= Thomas Frederick Crane =

American folklorist, academic and lawyer

Crane (left) and David Hoy (right) were immortalized in Cornell lore in the song "Give My Regards to Davy"

Thomas Frederick Crane (July 12, 1844, in New York – December 10, 1927) was an American folklorist, academic and lawyer.

He studied law at Princeton, earned his undergraduate degree in 1864, and in 1867 graduated with an A.M. He then studied law at Columbia Law School but moved to Ithaca when a relative there became ill. He was admitted to the bar and worked as a lawyer in the community and as a librarian for newly founded Cornell University.

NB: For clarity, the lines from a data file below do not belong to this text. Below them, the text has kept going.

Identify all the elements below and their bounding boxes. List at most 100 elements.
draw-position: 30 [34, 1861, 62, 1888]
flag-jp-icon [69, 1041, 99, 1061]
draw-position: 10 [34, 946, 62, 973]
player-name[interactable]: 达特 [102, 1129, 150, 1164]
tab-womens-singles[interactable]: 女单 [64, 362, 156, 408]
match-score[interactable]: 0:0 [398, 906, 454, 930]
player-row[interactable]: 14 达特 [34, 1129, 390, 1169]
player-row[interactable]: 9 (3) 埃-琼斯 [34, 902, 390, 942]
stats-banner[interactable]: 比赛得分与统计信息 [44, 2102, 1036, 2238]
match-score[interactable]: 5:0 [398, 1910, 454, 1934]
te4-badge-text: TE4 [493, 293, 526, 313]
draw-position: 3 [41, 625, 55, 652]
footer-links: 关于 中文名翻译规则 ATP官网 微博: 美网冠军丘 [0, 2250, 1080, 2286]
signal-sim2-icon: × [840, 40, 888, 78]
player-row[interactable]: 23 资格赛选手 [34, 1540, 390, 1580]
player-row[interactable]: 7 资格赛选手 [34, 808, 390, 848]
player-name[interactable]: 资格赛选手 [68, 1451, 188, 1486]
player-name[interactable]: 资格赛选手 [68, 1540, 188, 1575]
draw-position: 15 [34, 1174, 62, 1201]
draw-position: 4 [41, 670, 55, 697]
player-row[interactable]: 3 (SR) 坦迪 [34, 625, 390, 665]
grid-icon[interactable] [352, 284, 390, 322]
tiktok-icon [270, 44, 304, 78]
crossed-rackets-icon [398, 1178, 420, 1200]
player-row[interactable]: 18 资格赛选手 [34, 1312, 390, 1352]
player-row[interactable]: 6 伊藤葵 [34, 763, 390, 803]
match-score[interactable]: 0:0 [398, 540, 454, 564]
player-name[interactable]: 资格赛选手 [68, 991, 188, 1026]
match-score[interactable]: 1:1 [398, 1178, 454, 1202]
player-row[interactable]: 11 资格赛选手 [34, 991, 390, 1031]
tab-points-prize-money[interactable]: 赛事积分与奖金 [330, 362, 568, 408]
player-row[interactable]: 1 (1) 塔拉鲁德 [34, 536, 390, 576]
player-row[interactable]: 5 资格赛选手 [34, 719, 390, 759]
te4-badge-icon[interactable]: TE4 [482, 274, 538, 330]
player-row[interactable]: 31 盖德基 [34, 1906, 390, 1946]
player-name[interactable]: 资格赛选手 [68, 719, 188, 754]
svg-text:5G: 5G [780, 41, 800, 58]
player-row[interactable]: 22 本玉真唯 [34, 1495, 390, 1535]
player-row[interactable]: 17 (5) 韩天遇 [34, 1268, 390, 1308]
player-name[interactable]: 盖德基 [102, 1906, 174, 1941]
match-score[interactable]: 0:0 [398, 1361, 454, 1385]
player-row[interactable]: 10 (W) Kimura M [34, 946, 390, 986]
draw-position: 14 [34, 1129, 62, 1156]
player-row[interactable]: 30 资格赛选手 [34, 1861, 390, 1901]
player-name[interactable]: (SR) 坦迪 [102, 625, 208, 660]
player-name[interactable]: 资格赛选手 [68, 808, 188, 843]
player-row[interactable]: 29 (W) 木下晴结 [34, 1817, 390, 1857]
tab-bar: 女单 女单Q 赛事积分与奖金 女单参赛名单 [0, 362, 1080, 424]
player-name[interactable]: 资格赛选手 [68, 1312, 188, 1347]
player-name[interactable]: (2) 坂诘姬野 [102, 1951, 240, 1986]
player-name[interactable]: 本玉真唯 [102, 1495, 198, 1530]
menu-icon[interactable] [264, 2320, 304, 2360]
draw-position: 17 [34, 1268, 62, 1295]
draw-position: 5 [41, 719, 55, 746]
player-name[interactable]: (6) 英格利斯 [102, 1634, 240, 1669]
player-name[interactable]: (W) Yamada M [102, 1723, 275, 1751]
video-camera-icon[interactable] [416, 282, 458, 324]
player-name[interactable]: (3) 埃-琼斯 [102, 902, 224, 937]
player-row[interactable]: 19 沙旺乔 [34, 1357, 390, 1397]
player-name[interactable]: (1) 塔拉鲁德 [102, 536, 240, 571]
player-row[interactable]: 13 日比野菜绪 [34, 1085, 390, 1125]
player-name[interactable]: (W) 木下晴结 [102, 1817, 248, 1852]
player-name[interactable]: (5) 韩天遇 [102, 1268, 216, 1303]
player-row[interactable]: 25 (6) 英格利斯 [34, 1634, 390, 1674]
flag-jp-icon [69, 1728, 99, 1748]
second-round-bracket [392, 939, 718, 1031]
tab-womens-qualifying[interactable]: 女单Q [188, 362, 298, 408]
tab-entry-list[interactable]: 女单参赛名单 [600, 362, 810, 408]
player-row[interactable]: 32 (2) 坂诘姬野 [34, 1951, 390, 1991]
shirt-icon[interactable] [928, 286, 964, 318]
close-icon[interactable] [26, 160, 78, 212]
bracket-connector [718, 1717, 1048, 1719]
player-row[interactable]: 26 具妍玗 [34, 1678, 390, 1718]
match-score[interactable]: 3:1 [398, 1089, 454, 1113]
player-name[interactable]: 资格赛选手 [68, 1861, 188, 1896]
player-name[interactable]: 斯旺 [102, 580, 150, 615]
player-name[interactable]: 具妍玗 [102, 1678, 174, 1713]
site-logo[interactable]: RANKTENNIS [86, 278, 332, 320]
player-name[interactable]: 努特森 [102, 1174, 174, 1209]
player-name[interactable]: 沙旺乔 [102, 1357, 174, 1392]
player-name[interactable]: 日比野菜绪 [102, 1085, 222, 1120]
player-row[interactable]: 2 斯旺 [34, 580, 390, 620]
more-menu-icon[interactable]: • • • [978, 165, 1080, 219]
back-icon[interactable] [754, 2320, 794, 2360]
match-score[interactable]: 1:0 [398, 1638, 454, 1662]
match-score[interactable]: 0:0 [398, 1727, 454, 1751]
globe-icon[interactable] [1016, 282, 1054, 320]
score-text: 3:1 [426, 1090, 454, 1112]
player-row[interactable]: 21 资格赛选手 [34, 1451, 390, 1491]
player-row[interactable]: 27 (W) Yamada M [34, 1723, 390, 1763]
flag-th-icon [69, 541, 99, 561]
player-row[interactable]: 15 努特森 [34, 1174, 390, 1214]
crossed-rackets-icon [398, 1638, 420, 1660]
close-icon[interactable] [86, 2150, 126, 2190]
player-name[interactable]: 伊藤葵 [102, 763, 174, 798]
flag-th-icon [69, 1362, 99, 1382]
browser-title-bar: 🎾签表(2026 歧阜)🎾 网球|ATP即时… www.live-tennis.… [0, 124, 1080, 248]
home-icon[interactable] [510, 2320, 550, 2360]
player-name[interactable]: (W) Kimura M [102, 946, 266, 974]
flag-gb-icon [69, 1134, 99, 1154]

He went on to become a student of languages, and was offered a faculty position by President A.D. White and taught French, Italian, Spanish, and medieval literature. He was among the founders of the Journal of American Folklore. He also served as the first Dean of the Arts College and later as acting president of the university. As a young faculty member, he became one of the first members of the Cornell Chapter of Kappa Alpha Society. In 1877, he was elected as a member to the American Philosophical Society.

Today, he is remembered in Cornell's fight song, "Give My Regards to Davy", whose lyrics begin "Give my regards to Davy / Remember me to Tee Fee Crane. "Tee Fee Crane" was a nickname given to Crane by students.

He is particularly noted for his collection Italian Popular Tales. Many of its tales were published in the popular children's magazine St. Nicholas Magazine.